Parce que le droit est UN INSTRUMENT D’ENCADREMENT ET DE NORMALISATION DES RAPPORTS SOCIAUX, celui qui est chargé d’élaborer ou d’adopter le droit, doit être guidé par l’intérêt supérieur de la société et des hommes sur lesquels et pour lesquels il fait œuvre d’élaboration ou d’adoption normative. Parce que le droit est UN OUTIL DE REGULATION SOCIALE, celui qui est appelé à dire le droit ou à rendre justice, doit conduire son office en ayant à l’esprit tant L’HOMME POUR QUI CETTE JUSTICE EST INSTITUÉE, que la concorde et la cohésion de LA SOCIETÉ POUR LAQUELLE CETTE JUSTICE EST INSTITUTIONNALISÉE.
Aussi, est-il tenu, au-delà des principes d’ISONOMIE (égalité de tous devant le droit) et d’ISOCRATIE (égalité de tous devant le pouvoir), de faire de son office UN OUTIL DE CONSOLIDATION DE LA PAIX ET DE PACIFICATION DES CŒURS.
TOUTE JUSTICE SANS HUMANISME EST TYRANNIQUE, fût-elle fondée en fait et en droit !
TOUTE JUSTICE SANS AMOUR EST SOURCE DE DIVISION ET DE FRACTURE DU LIEN SOCIAL, fût-elle justifiée en apparence par les particularités du cas d’espèce, les enjeux de l’affaire, les circonstances, la conjoncture, le contexte et ses contraintes.
Dans cette perspective, on comprend aisément que l’adage ‘‘dura lex sed lex’’ transpire un positivisme non seulement désuet, abstrait et aveugle, mais totalement désincarné et contraire aux valeurs qui fondent toute société, légitiment ses projets et ses actions, orientent ses trajectoires de vie et dessinent la dorsale de son devenir, a fortiori les valeurs africaines que sont : le caractère sacré de la vie, la justice, la foi en Dieu, la solidarité, la liberté, l’harmonie et l’équilibre.
Si la règle de droit est le produit d’un environnement, elle ne saurait s’appliquer au mépris du contexte. Le nôtre est suffisamment perturbé et agité par des contestations politiques, des convulsions sociales et culturelles, des mobilisations d’exacerbations des passions ethniques et identitaires.
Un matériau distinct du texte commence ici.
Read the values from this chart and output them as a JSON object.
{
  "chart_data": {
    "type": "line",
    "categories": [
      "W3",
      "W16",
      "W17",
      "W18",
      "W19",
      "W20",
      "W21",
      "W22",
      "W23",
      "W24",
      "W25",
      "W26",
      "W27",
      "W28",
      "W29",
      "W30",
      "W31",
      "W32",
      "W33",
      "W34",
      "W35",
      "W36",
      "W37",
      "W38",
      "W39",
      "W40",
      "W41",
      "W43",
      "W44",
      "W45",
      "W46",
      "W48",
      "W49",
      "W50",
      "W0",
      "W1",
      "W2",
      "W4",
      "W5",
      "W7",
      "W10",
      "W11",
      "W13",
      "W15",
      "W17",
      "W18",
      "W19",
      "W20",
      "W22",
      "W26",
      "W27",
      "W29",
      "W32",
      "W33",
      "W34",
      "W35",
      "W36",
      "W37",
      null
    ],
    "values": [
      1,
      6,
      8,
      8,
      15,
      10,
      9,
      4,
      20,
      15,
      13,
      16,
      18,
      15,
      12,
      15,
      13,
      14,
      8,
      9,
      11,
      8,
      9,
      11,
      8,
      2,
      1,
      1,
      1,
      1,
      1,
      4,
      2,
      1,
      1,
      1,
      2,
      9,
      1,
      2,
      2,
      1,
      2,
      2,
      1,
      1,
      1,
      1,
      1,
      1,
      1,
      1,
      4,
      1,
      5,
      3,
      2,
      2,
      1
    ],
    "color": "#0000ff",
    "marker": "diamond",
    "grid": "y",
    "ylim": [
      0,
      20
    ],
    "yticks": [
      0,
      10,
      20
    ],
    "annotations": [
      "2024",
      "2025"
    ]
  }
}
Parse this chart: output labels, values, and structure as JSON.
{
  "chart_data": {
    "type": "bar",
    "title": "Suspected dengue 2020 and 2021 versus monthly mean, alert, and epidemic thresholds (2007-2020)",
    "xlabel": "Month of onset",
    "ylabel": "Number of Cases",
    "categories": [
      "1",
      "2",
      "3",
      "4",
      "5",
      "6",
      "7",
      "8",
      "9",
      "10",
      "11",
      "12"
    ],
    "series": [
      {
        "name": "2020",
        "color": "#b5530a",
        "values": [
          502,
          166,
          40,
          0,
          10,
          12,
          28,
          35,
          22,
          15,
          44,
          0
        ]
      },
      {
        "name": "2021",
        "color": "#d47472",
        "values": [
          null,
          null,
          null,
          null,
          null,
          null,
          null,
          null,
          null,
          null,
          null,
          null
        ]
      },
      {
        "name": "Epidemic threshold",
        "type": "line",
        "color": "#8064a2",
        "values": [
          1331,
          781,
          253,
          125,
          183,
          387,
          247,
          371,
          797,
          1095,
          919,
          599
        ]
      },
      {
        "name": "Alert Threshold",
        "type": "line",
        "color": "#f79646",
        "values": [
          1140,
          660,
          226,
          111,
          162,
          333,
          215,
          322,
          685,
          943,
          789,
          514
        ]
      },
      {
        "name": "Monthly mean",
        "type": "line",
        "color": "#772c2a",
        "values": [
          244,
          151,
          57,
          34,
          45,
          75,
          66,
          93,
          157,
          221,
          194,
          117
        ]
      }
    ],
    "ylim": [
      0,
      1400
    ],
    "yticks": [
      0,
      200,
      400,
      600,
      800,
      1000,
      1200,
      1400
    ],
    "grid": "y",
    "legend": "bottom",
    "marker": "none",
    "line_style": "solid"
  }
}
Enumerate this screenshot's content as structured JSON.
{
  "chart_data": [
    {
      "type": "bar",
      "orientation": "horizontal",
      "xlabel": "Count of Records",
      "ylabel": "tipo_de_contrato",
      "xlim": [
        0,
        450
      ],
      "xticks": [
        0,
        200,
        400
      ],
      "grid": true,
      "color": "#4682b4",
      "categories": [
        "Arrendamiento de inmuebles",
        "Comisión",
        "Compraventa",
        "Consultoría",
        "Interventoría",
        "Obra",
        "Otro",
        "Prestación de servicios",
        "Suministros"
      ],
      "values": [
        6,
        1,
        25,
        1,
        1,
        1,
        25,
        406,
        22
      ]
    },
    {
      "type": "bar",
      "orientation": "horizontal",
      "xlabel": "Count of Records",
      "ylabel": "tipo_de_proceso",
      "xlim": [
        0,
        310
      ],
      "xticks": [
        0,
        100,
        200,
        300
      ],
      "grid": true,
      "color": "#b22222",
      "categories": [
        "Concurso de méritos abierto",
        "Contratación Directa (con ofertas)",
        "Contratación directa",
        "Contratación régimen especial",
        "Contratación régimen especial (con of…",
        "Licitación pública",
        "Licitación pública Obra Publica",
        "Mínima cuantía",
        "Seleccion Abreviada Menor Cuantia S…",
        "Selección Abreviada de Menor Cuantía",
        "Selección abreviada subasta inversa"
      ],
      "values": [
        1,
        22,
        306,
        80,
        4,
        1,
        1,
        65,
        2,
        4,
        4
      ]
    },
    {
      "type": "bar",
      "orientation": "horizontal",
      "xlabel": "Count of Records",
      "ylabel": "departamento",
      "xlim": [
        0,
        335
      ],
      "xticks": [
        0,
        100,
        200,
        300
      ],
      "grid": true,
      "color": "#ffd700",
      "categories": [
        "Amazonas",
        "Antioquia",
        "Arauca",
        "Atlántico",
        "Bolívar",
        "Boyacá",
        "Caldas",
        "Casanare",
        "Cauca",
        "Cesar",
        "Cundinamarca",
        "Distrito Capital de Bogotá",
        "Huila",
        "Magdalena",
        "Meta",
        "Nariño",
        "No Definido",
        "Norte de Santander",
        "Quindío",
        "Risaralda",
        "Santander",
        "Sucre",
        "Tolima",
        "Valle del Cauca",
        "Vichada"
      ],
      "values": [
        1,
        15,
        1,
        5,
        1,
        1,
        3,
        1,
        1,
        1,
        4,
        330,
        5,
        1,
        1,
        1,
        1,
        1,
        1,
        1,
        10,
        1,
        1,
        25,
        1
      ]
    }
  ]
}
Toute cette agitation nationale et ces revendications plurielles qui attestent d’un malaise généralisé, renseignent d’une floraison de crises et témoignent d’une profonde aspiration au changement, dessinent simultanément le même tableau de la discrimination et de l’injustice, écrivent au Prince la même lettre de la souffrance et du mal-être:
« Monsieur le Président, ça ne va pas ! »
Le Peuple a faim et s’est habitué, comme en temps de guerre, à se contenter de peu en espérant voir poindre un jour nouveau, irradié par les rayons salvateurs d’un soleil de bonne saison.
Le Peuple a soif, d’une soif inextinguible de justice qui ne peut être assouvie que par un changement total de cap et de mode de gouvernance, fait de plus d’équité, d’égalité, de solidarité, d’entraide, de discrimination positive, de paix, de partage, de compassion, de dialogue et d’amour.
Si le retour à la liberté de certains de nos compatriotes est un geste d’apaisement fort qui va dans le sens de cette justice humaniste, le Peuple tout entier espère voir ces gestes se multiplier, dans un esprit de responsabilité collective et de sincérité des cœurs ; oui le peuple espère par-dessus tout vivre UNE JUSTICE SYSTÉMIQUE ET SYSTÉMATIQUE, s’appliquant à tous sans distinction, bénéficiant à tous sans discrimination, pour espérer qu’enfin puisse s’adoucir les cœurs de tous.
*Chronique précédemment publiée dans ‘‘Mutations’’.